The attacks on Frum, says National Review Editor Rich Lowry, "are arguments of last resort when you have nothing better to say. . . . He's close to these people, so it's particularly hard to say things he knows they're going to take major exception to. It's very principled and courageous of him to be so out front on this from Day One."
After taking a Yom Kippur blogging break, Frum helped draft a petition against Miers for conservatives to sign, which quickly garnered 3,000 signatures. "It is madness," he wrote last week, "for a 37% president to declare war on his strongest supporters, but that is exactly the strategy that this unwise nomination has forced upon President Bush."
Punctured Tire
The ad submitted to the Detroit News was not exactly subtle.

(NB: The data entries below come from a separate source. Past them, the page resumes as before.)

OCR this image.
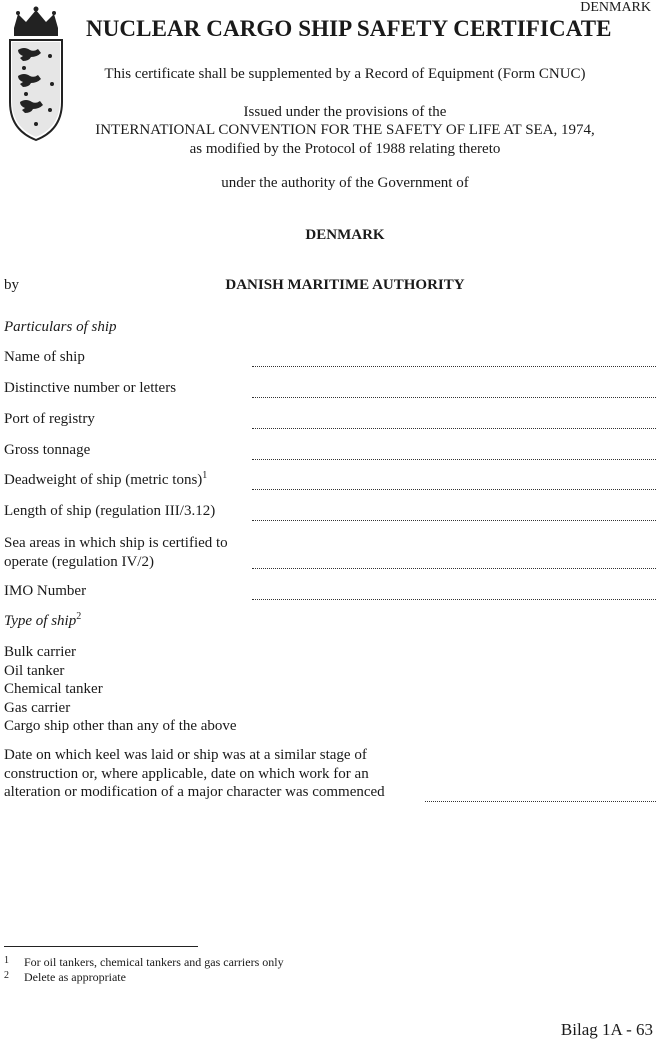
DENMARK
NUCLEAR CARGO SHIP SAFETY CERTIFICATE
This certificate shall be supplemented by a Record of Equipment (Form CNUC)
Issued under the provisions of the
INTERNATIONAL CONVENTION FOR THE SAFETY OF LIFE AT SEA, 1974,
as modified by the Protocol of 1988 relating thereto
under the authority of the Government of
DENMARK
by	DANISH MARITIME AUTHORITY
Particulars of ship
Name of ship
Distinctive number or letters
Port of registry
Gross tonnage
Deadweight of ship (metric tons)$^1$
Length of ship (regulation III/3.12)
Sea areas in which ship is certified to
operate (regulation IV/2)
IMO Number
Type of ship$^2$
Bulk carrier
Oil tanker
Chemical tanker
Gas carrier
Cargo ship other than any of the above
Date on which keel was laid or ship was at a similar stage of
construction or, where applicable, date on which work for an
alteration or modification of a major character was commenced
1 For oil tankers, chemical tankers and gas carriers only
2 Delete as appropriate
Bilag 1A - 63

Toyota and Hyundai operate "in countries that sponsor terrorism," it said, while General Motors does not.
Jim Doyle of the Level Field Institute, funded by retirees and suppliers of the Big Three automakers, says the News questioned the assertion, which he explained was based on State Department findings about Sudan and Iran. Then a News advertising executive told him the ad was being rejected because her bosses had decided it was "inflammatory to our advertisers." Says Doyle: "I didn't expect to get censored in Detroit."
The same ad, by the way, has run in Roll Call and been accepted by The Washington Post for this week.
So was the News protecting its automobile advertisers? Henry Ford, the paper's vice president for marketing, says he has "no comment other than it was a simple business decision."